Director for the BDAU interviews the founder of the Open Data Science Conference in London

By Joshua Symons, Policy Fellow, Big Data & Analytical Unit, Centre for Health Policy  

open-data-confOn the 8th and 9th October, I had the opportunity to attend the Open Data Science Conference in London. In addition to the United Kingdom, the ODSC also occurs on both the East and West Coast of the US, as well as Tokyo. The 2-day conference had an array of speakers presenting problems and solutions they have worked on as data scientists. It was an opportunity to meet some of the leaders in the field of data science such as Gael Varoquaux. Gael is a core contributor to the popular Python machine learning resource scikit-learn and he spoke about the new and existing features of this package which help ensure rapid development in data science.

Aside from the technical speakers there were also interesting talks about how to turn ideas into reality. One such talk was given by Michael Margolis, the CEO of Get Storied, a company which specializes in helping company leaders and corporate teams in presenting their stories to deliver maximum impact. His keynote quote by Ben Horowitz stuck with me, “A company without a story is usually a company without a strategy”. Michael directly works with Google, Facebook and other industry leaders in presenting their visions as stories that involve the audience and draw them into those visions.

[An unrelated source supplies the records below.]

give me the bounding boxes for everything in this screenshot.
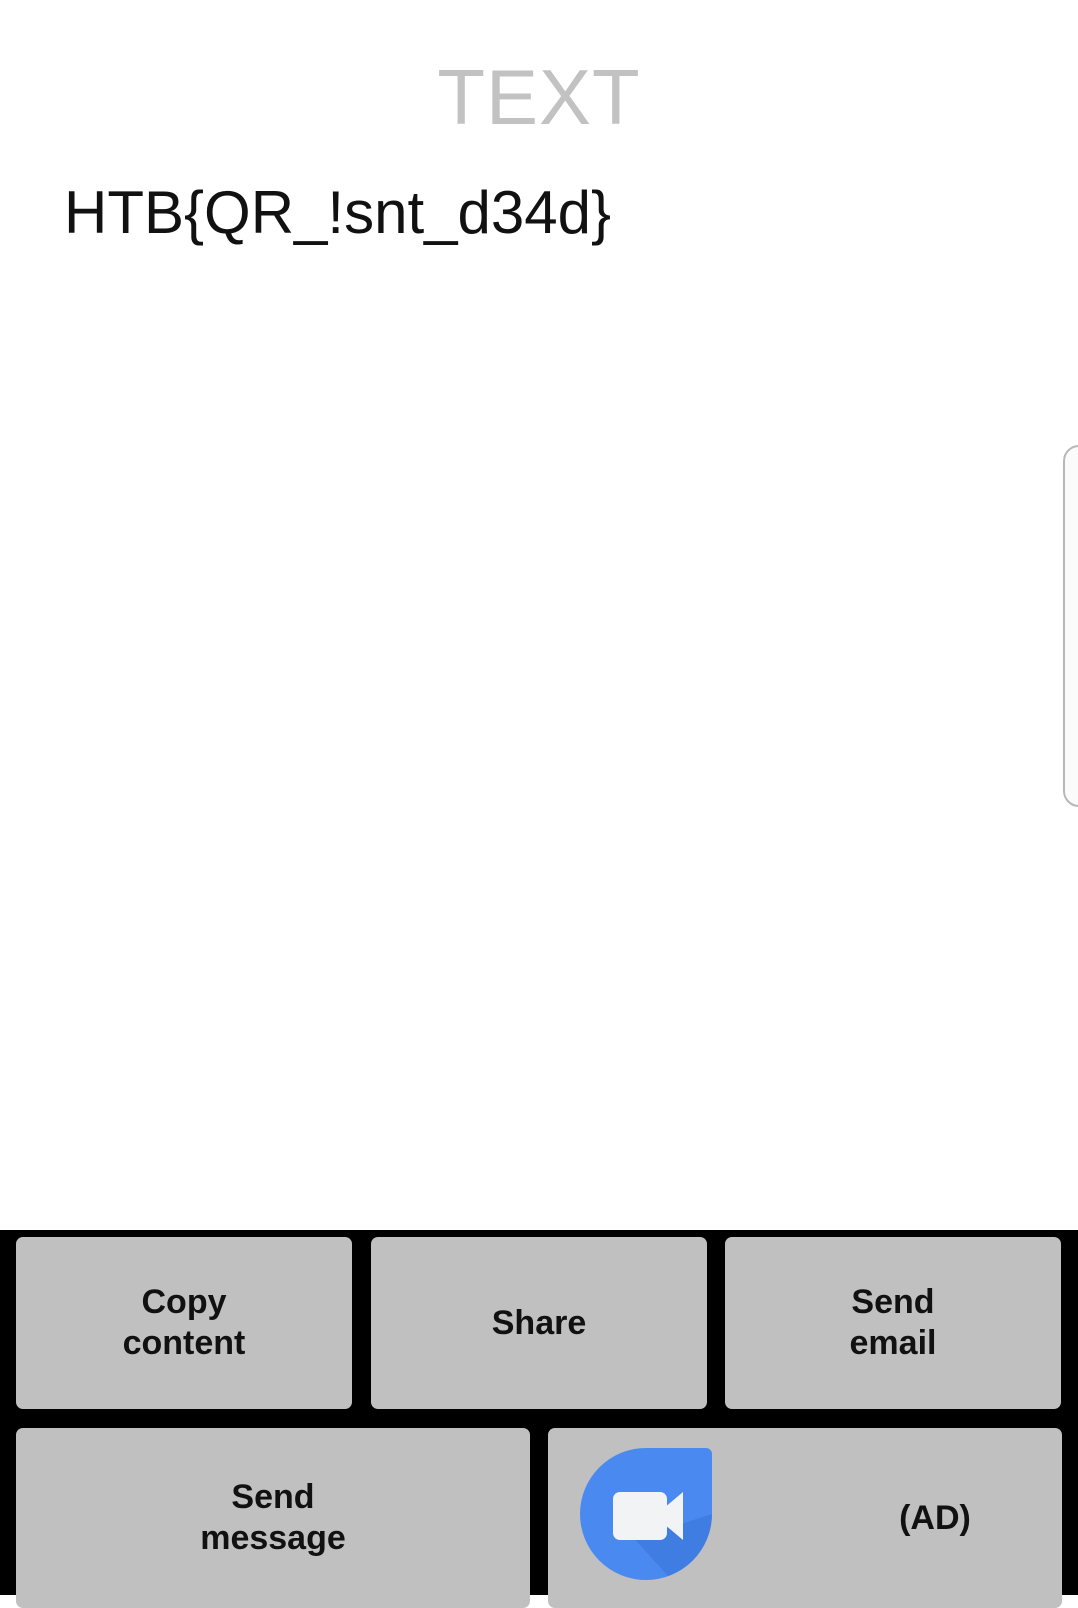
share-button[interactable]: Share: [371, 1237, 707, 1409]
send-email-button[interactable]: Send email: [725, 1237, 1061, 1409]
scanned-text[interactable]: HTB{QR_!snt_d34d}: [64, 178, 611, 247]
edge-panel-handle[interactable]: [1063, 445, 1078, 807]
video-call-icon: [580, 1448, 712, 1580]
ad-button[interactable]: (AD): [548, 1428, 1062, 1608]
copy-content-button[interactable]: Copy content: [16, 1237, 352, 1409]
action-panel: Copy content Share Send email Send messa…: [0, 1230, 1078, 1608]
ad-label: (AD): [899, 1498, 971, 1537]
send-message-button[interactable]: Send message: [16, 1428, 530, 1608]
page-title: TEXT: [437, 53, 641, 141]
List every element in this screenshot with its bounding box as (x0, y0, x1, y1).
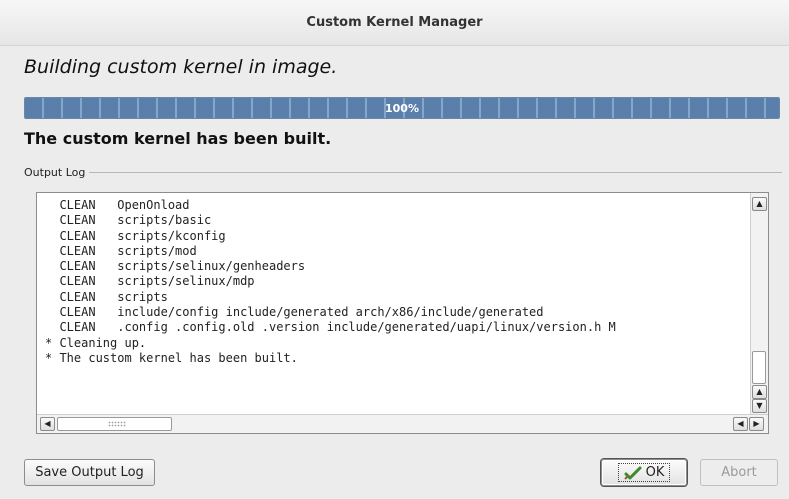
log-line: CLEAN scripts/selinux/mdp (45, 274, 255, 289)
window-title: Custom Kernel Manager (306, 15, 483, 30)
log-line: CLEAN include/config include/generated a… (45, 305, 544, 320)
arrow-down-icon[interactable]: ▼ (752, 399, 767, 413)
log-line: CLEAN scripts/mod (45, 243, 197, 258)
save-output-log-label: Save Output Log (35, 465, 144, 480)
arrow-up-icon[interactable]: ▲ (752, 385, 767, 399)
save-output-log-button[interactable]: Save Output Log (24, 459, 155, 486)
output-log-box[interactable]: CLEAN OpenOnload CLEAN scripts/basic CLE… (36, 192, 769, 434)
horizontal-scrollbar[interactable]: ◀ ◀ ▶ (37, 414, 768, 433)
build-heading: Building custom kernel in image. (24, 56, 338, 78)
log-line: CLEAN scripts/basic (45, 213, 212, 228)
output-log-label: Output Log (24, 165, 86, 179)
ok-button[interactable]: OK (601, 459, 687, 486)
horizontal-scroll-thumb[interactable] (57, 417, 172, 431)
log-line: * The custom kernel has been built. (45, 350, 298, 365)
log-line: CLEAN .config .config.old .version inclu… (45, 320, 616, 335)
abort-button[interactable]: Abort (700, 459, 778, 486)
status-message: The custom kernel has been built. (24, 129, 332, 148)
arrow-right-icon[interactable]: ▶ (749, 417, 764, 431)
ok-label: OK (645, 465, 665, 480)
arrow-left-icon[interactable]: ◀ (40, 417, 55, 431)
abort-label: Abort (721, 465, 757, 480)
title-bar: Custom Kernel Manager (0, 0, 789, 46)
output-log-text[interactable]: CLEAN OpenOnload CLEAN scripts/basic CLE… (45, 198, 746, 413)
vertical-scroll-thumb[interactable] (752, 351, 766, 384)
log-line: * Cleaning up. (45, 335, 147, 350)
progress-label: 100% (385, 101, 419, 115)
vertical-scrollbar[interactable]: ▲ ▲ ▼ (750, 193, 768, 414)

One of the other talks that really captured my attention was by Ian Osvald who co-authored High Performance Python. Ian spoke about how his wife and he set out on the quest to identify the source of her frequent sneezing. Together they wrote an IOS app to help collect and analyse the data surrounding her sneezing (up to 26 times a day). They used this data to inform themselves about whether or not the medications that she was prescribed were actually helping to alleviate the symptoms. This journey for answers, from identifying the problem to finding a solution, seemed to me to embody the ethos of a data scientist.

I also had the opportunity to sit with Sheamus McGovern, who is the chair and founder of the ODSC, and ask him a few questions. Sheamus and I share a similar background in finance and so I was very keen to find out what brought him to start this conference. Below is a transcript of our discussion. 

First off, I have to say, this is a great conference, some amazing speakers and fascinating topics. I’ve been particularly struck by the amount of discussion around code and data re-use. Just to get an idea, what gets you really excited about Open Data and its application in science?

The whole inspiration behind the Open Data Science Conference really came out of meetup. I had been going to conferences, mostly professional and some academic, and when I attended my first meetup I was blown away on a number of fronts. First of all, the quality of the talks and even more so than that was the quality of the audience. I thought wow, this is a phenomenon. Coming from a closed environment like finance, to an environment where people are willing to put a lot of their time into openly sharing ideas; the selflessness of that really inspired me. I wanted to build a user conference around open data science and to me that really means the open exchange of ideas, among all backgrounds and professions.

From what I’ve experienced so far, the focus here seems to be around technical solutions for data processing, which is great, but I think you’ll agree there’s also a massive challenge in rapidly obtaining quality open data. What do you see as the greatest challenge with Open Data Science?

I’d say the greatest challenge is regulatory. The legislation is all over the map in both the US and the UK. So there are challenges from both sides – how do we get access to more data and what forms does it take. In regards to personal data it’s really tricky, there’s a conflict between wanting to share useful data and still retaining privacy. It’s difficult to share data from many aspects, data cleanliness, ownership, provenance, licensing, so like anything in data science, data wrangling is a huge challenge. Collaborative efforts can be a challenge here as well, say by sharing models and data where you might have one but not the other and both have associated IP [intellectual property].

You’re probably well aware that there is a movement within the UK Government to move towards more open data and open standards. Do you see a role for the ODSC in calling on governments and industry leaders in producing more open data?

Absolutely. Undoubtedly we need more people who understand the language of data science. Open datasets are the catalyst for innovation because they also allow for dissemination of domain specific knowledge, it’s more than just data. Democratizing data science is one of the primary goals of the ODSC.

Thank you very much for your time and thank you for the ODSC. What do we have to look forward to for the future of the ODSC?

We are continuing to expand the conferences and also our meetups, hackathons and code sprints. We aim to continue to make data science more accessible to more people. The ODSC is always looking to help facilitate local communities and help enable them to expand.